Martins conduziu, em 2007, o trabalho de recálculo de participações especiais (espécie de royalty por campos de petróleo de alta produtividade), que gerou um pagamento extra de R$ 1,3 bilhão pela Petrobras.

Um dossiê indicou que prefeituras foram beneficiadas com parte desse pagamento extra. Em outros países, o que resolveu o problema foi a implementação de políticas de transparência. Todas as reuniões das agências foram abertas ao público, documentos, colocados na internet, abertos aos cidadãos. Criaram-se comissões com representantes do governo e da sociedade civil que monitoram todas as decisões.

Ex-diretores defendem quarentena

Ex-dirigentes e representantes das agências consultados pela Folha afirmaram que o único impedimento para a transferência de diretores das agências para o setor privado é o cumprimento da quarentena de quatro meses.

Em tese, esse é o prazo de validade de informações privilegiadas de um setor antes de caírem em domínio público. Durante esse período, o funcionário fica afastado recebendo salário, que é pago pela agência.

Segundo o Sinagências, sindicato que representa funcionários das reguladoras, o que leva a essa transferência é a falta de um plano de carreira nos órgãos públicos. "É por isso que eles partem para a iniciativa privada", diz João Maria de Oliveira, presidente do Sinagências.

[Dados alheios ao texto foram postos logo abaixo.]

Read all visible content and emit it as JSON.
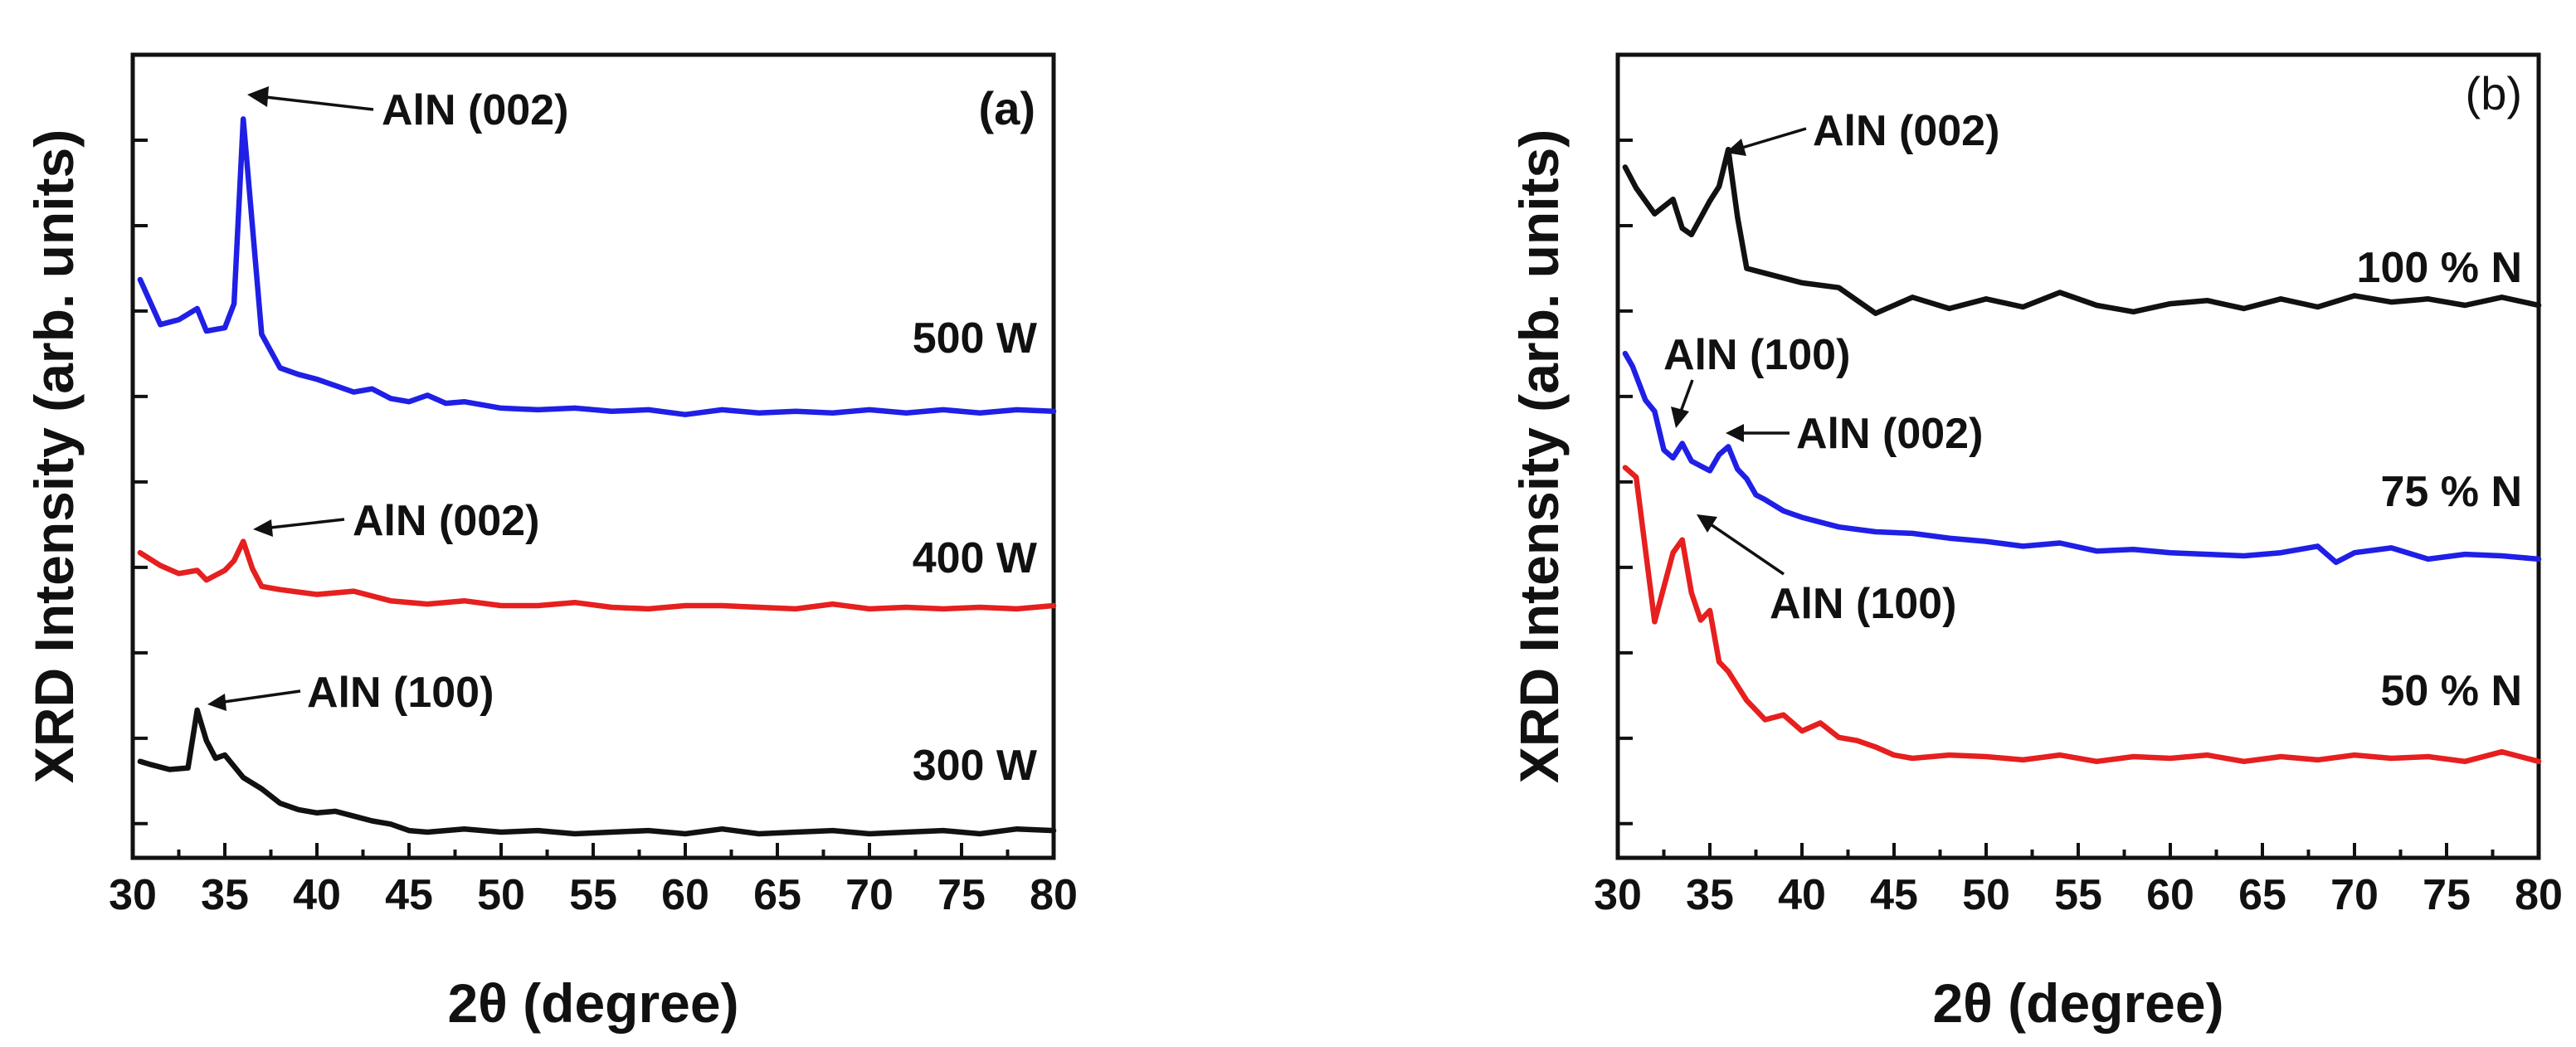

Em nota, a Anatel diz possuir em sua estrutura uma corregedoria, uma auditoria interna e uma comissão de ética. Afirma estar submetida ao controle da Corregedoria Geral da União e ao Tribunal de Contas da União.

Sem conflitos

Casos de funcionários que ferem o regimento se transformam em processos administrativos internos que podem servir de base para processos criminais.

Fora da ANP (Agência Nacional do Petróleo) desde junho de 2008, o ex-diretor Newton Monteiro presta consultoria para a OGX, do empresário Eike Batista. "Não vejo conflito. Trabalhei 38 anos na Petrobras e sete anos na ANP, sempre na área de exploração e produção. Atualmente, tenho uma consultoria nesta área, na qual fiz toda a minha carreira", diz Monteiro. "As informações do setor são dinâmicas e tornam-se públicas rapidamente."

Eloy Fernandez saiu da direção da ANP em 2002 e assumiu a direção-geral da Onip (Organização Nacional da Indústria do Petróleo) no ano seguinte. "O nosso foco é fortalecer a cadeia de empresas fornecedoras, e não a política energética [papel da ANP]", diz Fernandez.

O diretor da ANP, Victor Martins, disse que a empresa de sua mulher "não presta e nunca prestou serviços" a prefeituras beneficiadas pelo pagamento adicional de R$ 1,3 bilhão pela Petrobras.

"A afirmação é baseada em material apócrifo, cujo conteúdo é falso e atribuído à Polícia Federal, que negou sua autoria," disse.

A Aneel não ligou de volta até o fechamento desta edição.